Traditional searching mingles scholarly and unscholarly texts indiscriminately. Google Book Search, for instance, will give you nineteenth-century textbooks on political economy alongside radical screeds in the morning paper.
Some scholars are disturbed by this chaotic glut of information online. They want new tools to help them find the other scholars with awards and titles behind their name, who have published and been lauded; nor are conferences and university presses and google scholar and the thousand other tools for finding colleagues enough for them: they want to have their own Panopticon of a search, disciplining the little search hits into neat rows.
Scholars worried about their authority have a recourse: a peer-reviewed search. Colleagues vet academic websites, describe the ones that are sufficiently rigorous and authority-driven, and provide the scholarly community with an authority-driven, defensible index of peer reviewed sites.
Here, to answer their prayers, is Nines, a defensible, authoritative, peer-reviewed index of online exhibits pertaining to the nineteenth century:
Now I love this idea, honest, and I'm probably going to use Nines a lot.
But I'm also disturbed by it.
A prying question: what if I *wanted* to search an index that included Sally Anne's genealogical website that houses manuscripts from her grandfather's family of tin miners in Cornwall? Sally Anne's family documents aren't going to show up on Nines. Nor is the amateur collection of online costumes by naval enthusiasts. Nor will the crowd-sourced documents uploaded and tagged by Flickr users.
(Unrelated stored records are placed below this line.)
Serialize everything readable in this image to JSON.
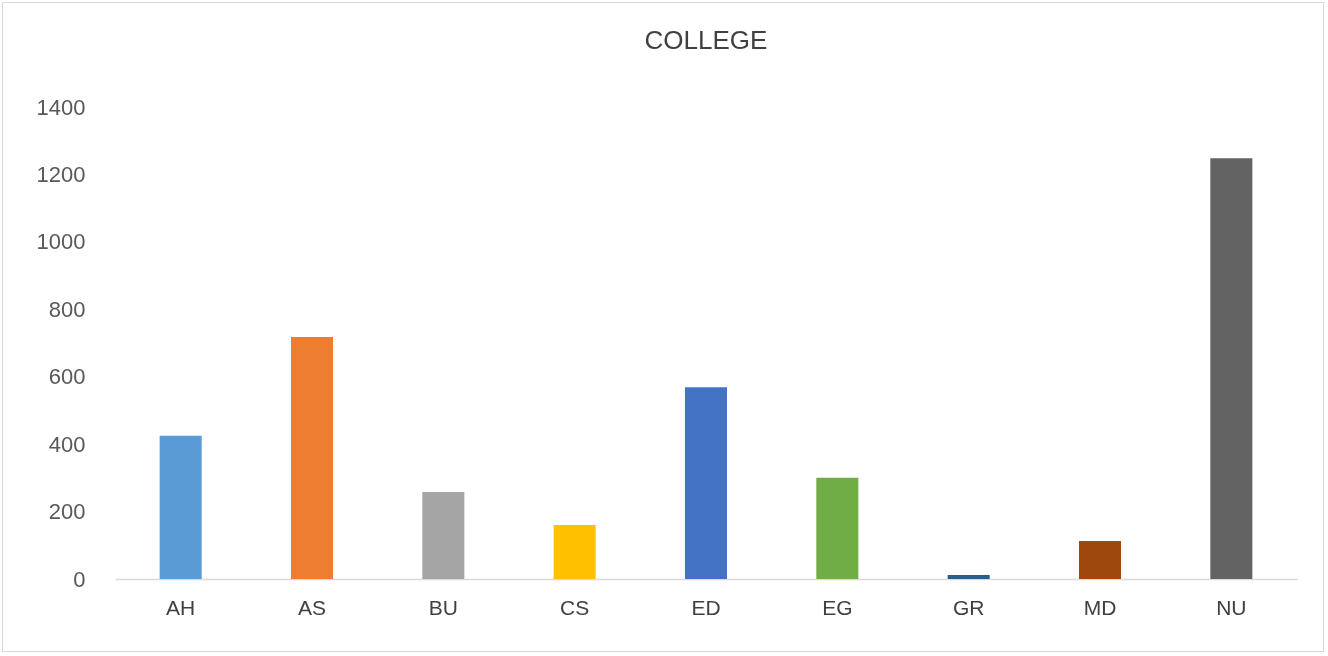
{
  "chart_data": {
    "type": "bar",
    "title": "COLLEGE",
    "categories": [
      "AH",
      "AS",
      "BU",
      "CS",
      "ED",
      "EG",
      "GR",
      "MD",
      "NU"
    ],
    "values": [
      425,
      718,
      258,
      160,
      569,
      300,
      12,
      113,
      1248
    ],
    "colors": [
      "#5b9bd5",
      "#ed7d31",
      "#a5a5a5",
      "#ffc000",
      "#4472c4",
      "#70ad47",
      "#255e91",
      "#9e480e",
      "#636363"
    ],
    "ylim": [
      0,
      1400
    ],
    "yticks": [
      0,
      200,
      400,
      600,
      800,
      1000,
      1200,
      1400
    ],
    "grid": false
  }
}
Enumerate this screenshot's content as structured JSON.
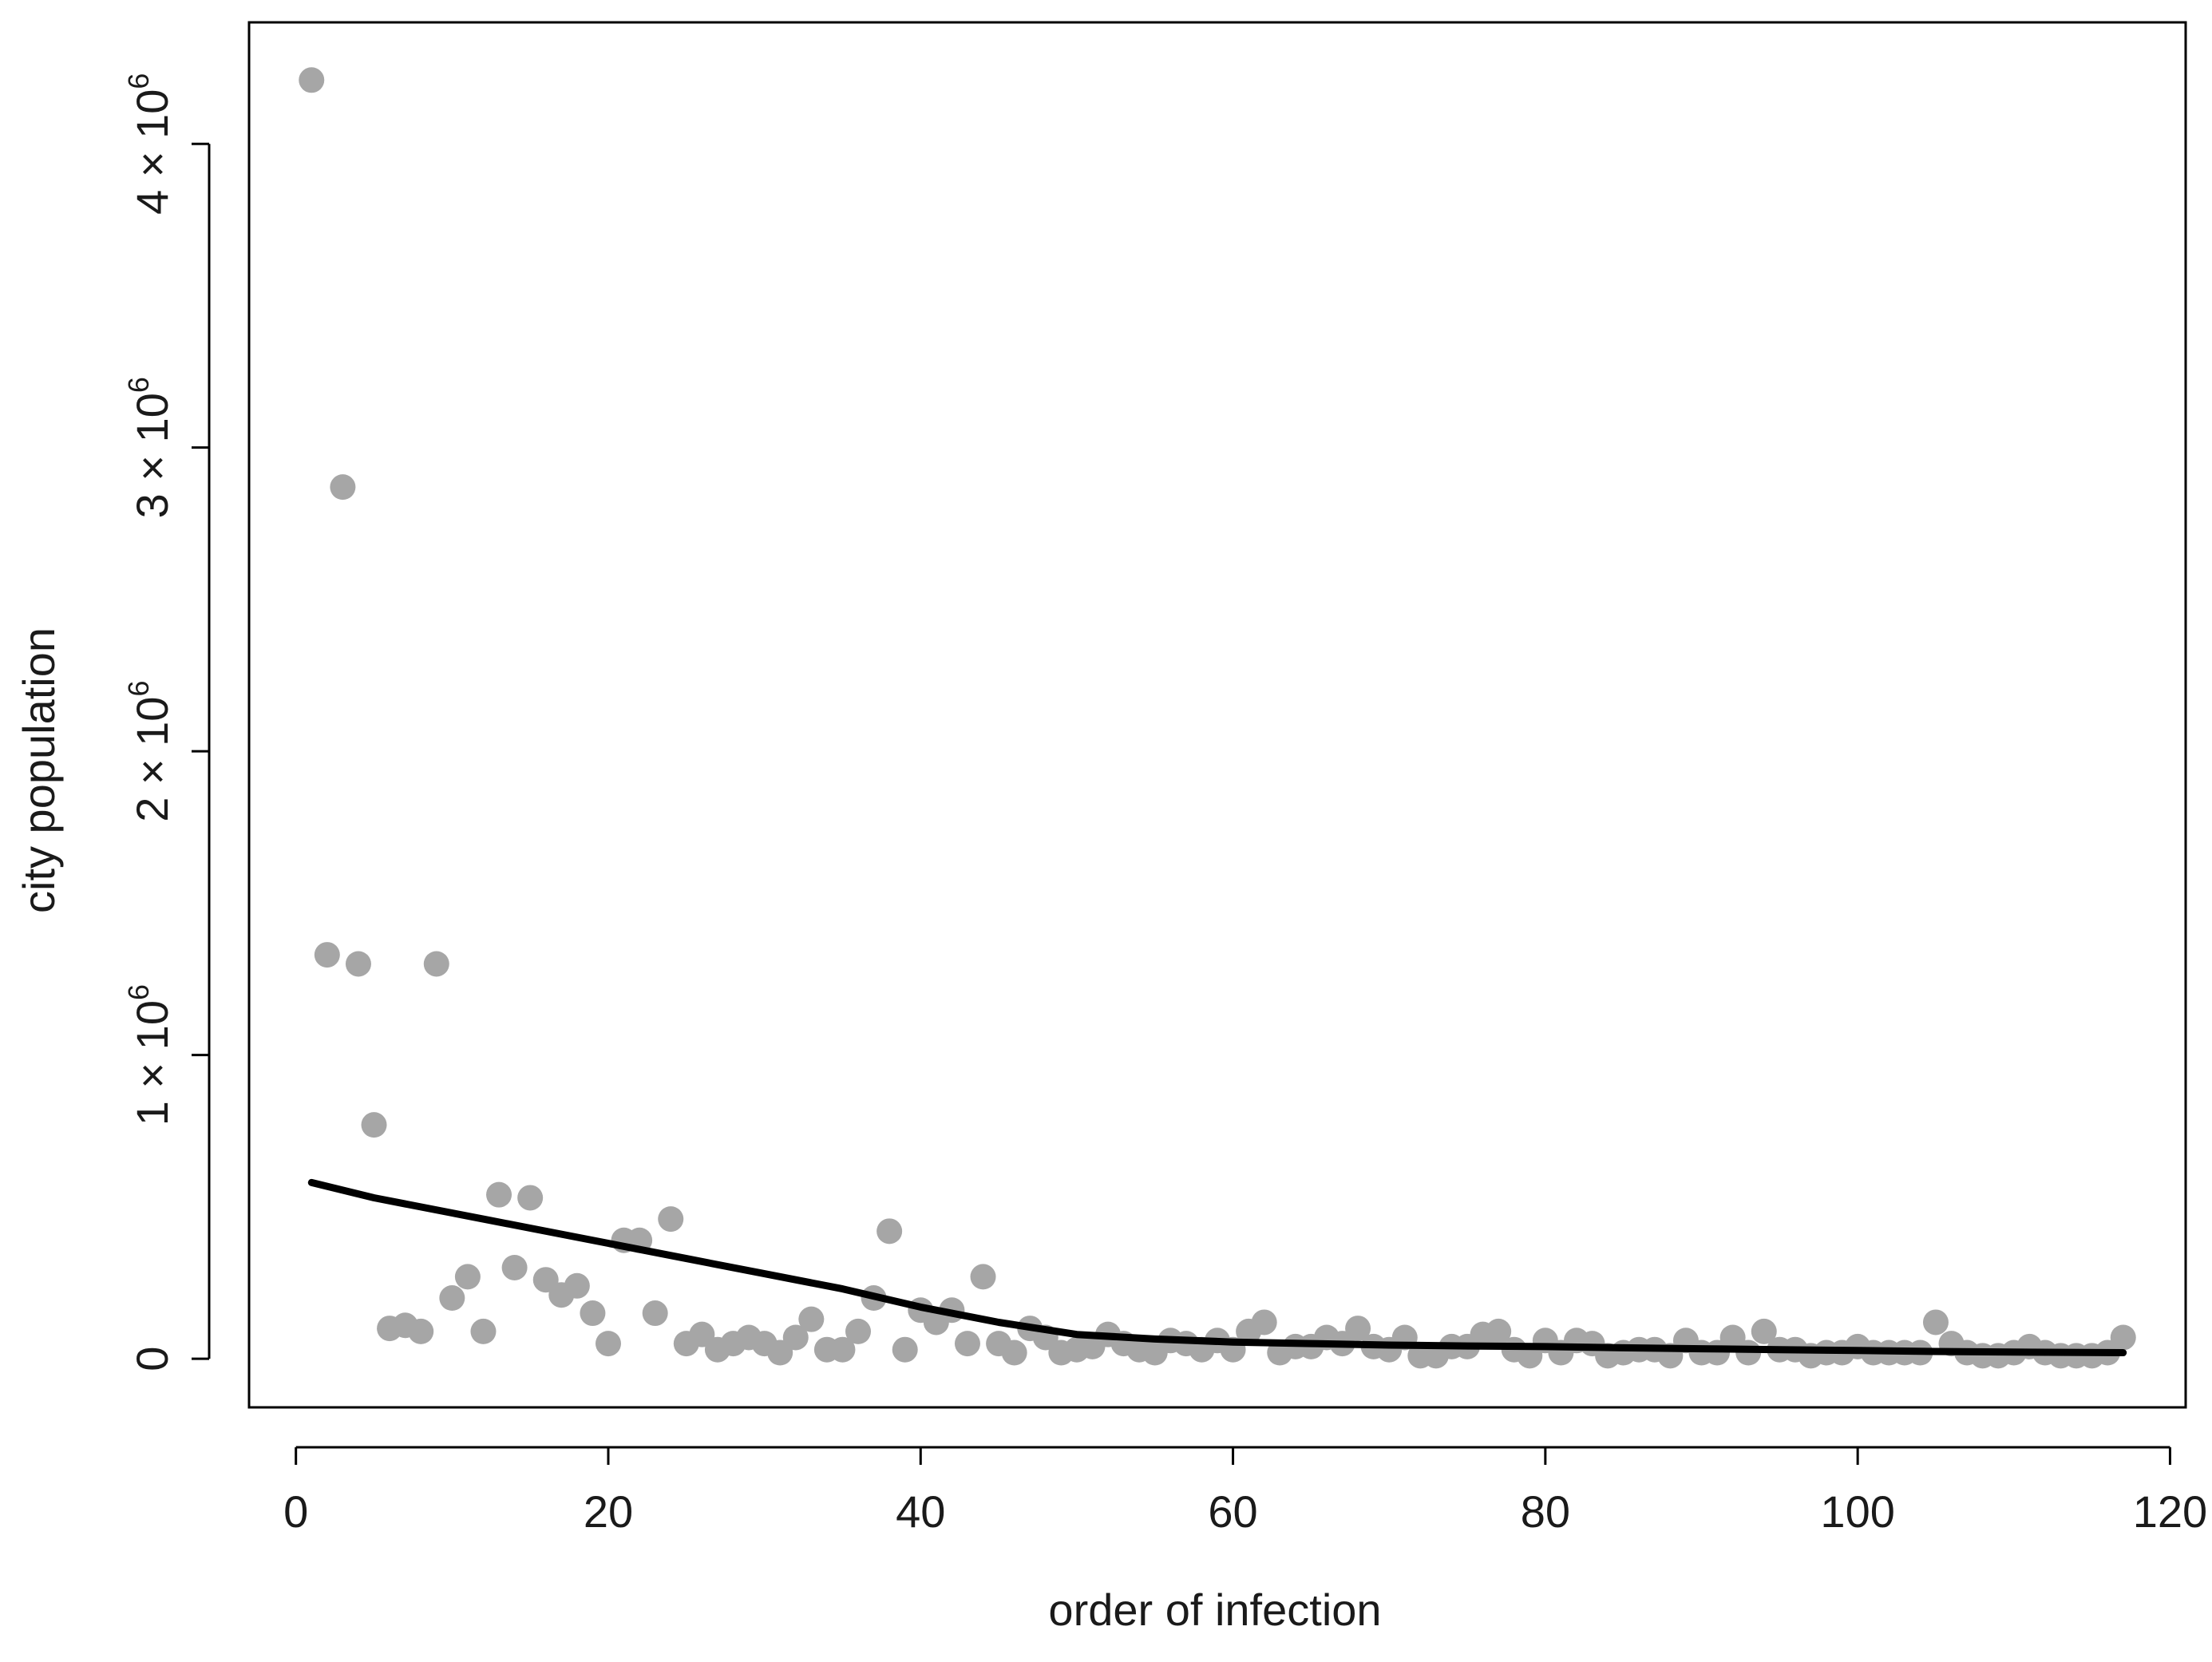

Some of us (social historians?) tend to think that the mingling of authoritative and unauthoritative sources is a good thing. It returns the historian to the naive viewpoint of the reader outside an institution, the reader without a history in hand, who looks at the newsstand wondering which of the trends will prevail. It breaks down the logic of the canon, making possible new kinds of texts and sources that challenge our received narratives. Social history has always depended upon outsider archives, and the policing of archives has always been a danger to our more radical practices.
oOoThe bigger issue here is whether we still need peer review. Nines itself represents an intelligent attempt to extrapolate the peer review process from traditional publication to the internet. But peer review may itself be redundant. Google Scholar, for instance, already makes clear who-cites-whom. We've crowdsourced authority. If fifty scholars read my blog and cite it, you know I might be onto something. Why the expensive meeting of a board? Why the time-consuming meetings to review?
Moreover, there are the dangers above associated with delimiting noise with
authority as a standard. Journals' practice of vetting their own particular standards around a particular interest is helpful for winnowing noise, of course. So is the practice of individual connoisseurs on delicious and other self-indexing programs. But indexing by authority is the opposite of creative inquiry. Indexing by authority means putting every scholar and member of the public in line to kowtow to the standardized canon of institution. It's a stifling situation. Indeed, our colleagues in the natural sciences are already finding out that "
peer review stifles scientific inquiry." Peer review, as an index, isn't healthy for individual scholarship, and it doesn't serve the purpose of critical inquiry.
Woe betide any institution that sets up a defensible index that becomes the standard gateway for the nineteenth century, to the exclusion of the amateur and peripheral.
Surely it were better to pool as many tags as possible, make knowledge as abundant as possible, and develop one vast Collex project that indexes everything? Surely it were better, individual scholars, to place your photos on Flickr under Creative Commons, where they can be collaboratively noted, tagged, and commented on by the whole of the scholarly and curious world? Surely we'd all be better off ignoring peer review altogether.
On the scholarly web, intelligent readers should be wary of the defensible spaces that confine their reading rather than broadening it. Streamlining our reading habits along narrow lines encourages scholars to retreat within the defensible walls of their community rather than engaging, describing, and critiquing practices on the outside.